We had our son circumcised, and I wish we hadn’t. The question just snuck up on me in the form of a nurse and a clipboard when I was exhausted. “Most people do,” she said. Baaaaaa, I replied.
It was originally a religious ceremony, a (quite strange, if you think about it) symbol of faithfulness to God. But interestingly, circumcision was not common outside of Jewish and Muslim practice until the 1890s, when a few religious enthusiasts, including the strange character JH Kellogg, recommended it as a cure for “masturbatory insanity.” Kellogg spent much of his professional effort combating the sexual impulse and helping others to do the same, claiming a plague of masturbation-related deaths in which “a victim literally dies by his own hand” and offering circumcision as a vital defense. “Neither the plague, nor war, nor small-pox, nor similar diseases, have produced results so disastrous to humanity as this pernicious habit,” warned a Dr. Alan Clarke (referring to masturbation, not circumcision).
Given these jeremiads by well-titled professionals, the attitudes of American parents in the 1890s turned overnight from horror at the barbarity of this “un-Christian” practice to immediate conviction that it would save their boys from short and insane lives. It was even reverse-engineered as a symbol of Christian fidelity and membership in the church.
(Isn’t it a relief that we’ve left this kind of mass gullibility so very far behind?)
The supposed health benefits and other red herrings were created after the fact, in the early 20th century, to undergird sexual repression with a firm foundation of pseudoscience.

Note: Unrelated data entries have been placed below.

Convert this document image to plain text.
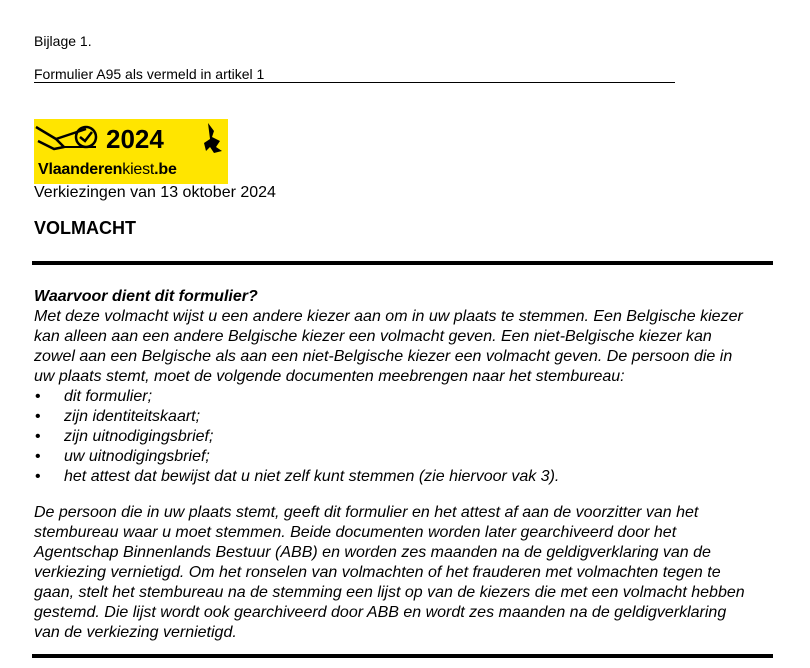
Bijlage 1.
Formulier A95 als vermeld in artikel 1
2024
Vlaanderenkiest.be
Verkiezingen van 13 oktober 2024
VOLMACHT
Waarvoor dient dit formulier?
Met deze volmacht wijst u een andere kiezer aan om in uw plaats te stemmen. Een Belgische kiezer
kan alleen aan een andere Belgische kiezer een volmacht geven. Een niet-Belgische kiezer kan
zowel aan een Belgische als aan een niet-Belgische kiezer een volmacht geven. De persoon die in
uw plaats stemt, moet de volgende documenten meebrengen naar het stembureau:
• dit formulier;
• zijn identiteitskaart;
• zijn uitnodigingsbrief;
• uw uitnodigingsbrief;
• het attest dat bewijst dat u niet zelf kunt stemmen (zie hiervoor vak 3).
De persoon die in uw plaats stemt, geeft dit formulier en het attest af aan de voorzitter van het
stembureau waar u moet stemmen. Beide documenten worden later gearchiveerd door het
Agentschap Binnenlands Bestuur (ABB) en worden zes maanden na de geldigverklaring van de
verkiezing vernietigd. Om het ronselen van volmachten of het frauderen met volmachten tegen te
gaan, stelt het stembureau na de stemming een lijst op van de kiezers die met een volmacht hebben
gestemd. Die lijst wordt ook gearchiveerd door ABB en wordt zes maanden na de geldigverklaring
van de verkiezing vernietigd.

Anyone interested in the non-pseudo variety might look to the Council on Scientific Affairs, the American Medical Association, and dozens of similar organizations around the world who have issued statements calling the practice of circumcision “not recommended” because of associated risks. Others, including the British Medical Association, have articulated a slight possibility of slight benefits. Even so, The U.S. is the only remaining developed country in which the practice is still somewhat common — though many American HMOs no longer cover it.
The practice almost completely ended in the UK with the publication of a 1949 paper noting that 16-19 infant deaths per year were attributable to complications from the procedure.
One of my correspondents told me that “all the doctors we talk to say that it doesn’t matter one way or the other.” This seems to answer the question. No invasive medical procedure should be undertaken that does not have demonstrable benefits.
Add to that the strong possibility that sexual sensitivity is diminished, and I’d advise against it. It’s a form of genital mutilation, after all — just a more familiar one.
There’s also no rush. The boy can choose to go under the knife at 18 if he wishes. Considering just how likely that is should give any parent serious pause before greenlighting a pointless ritual relic when he’s an infant.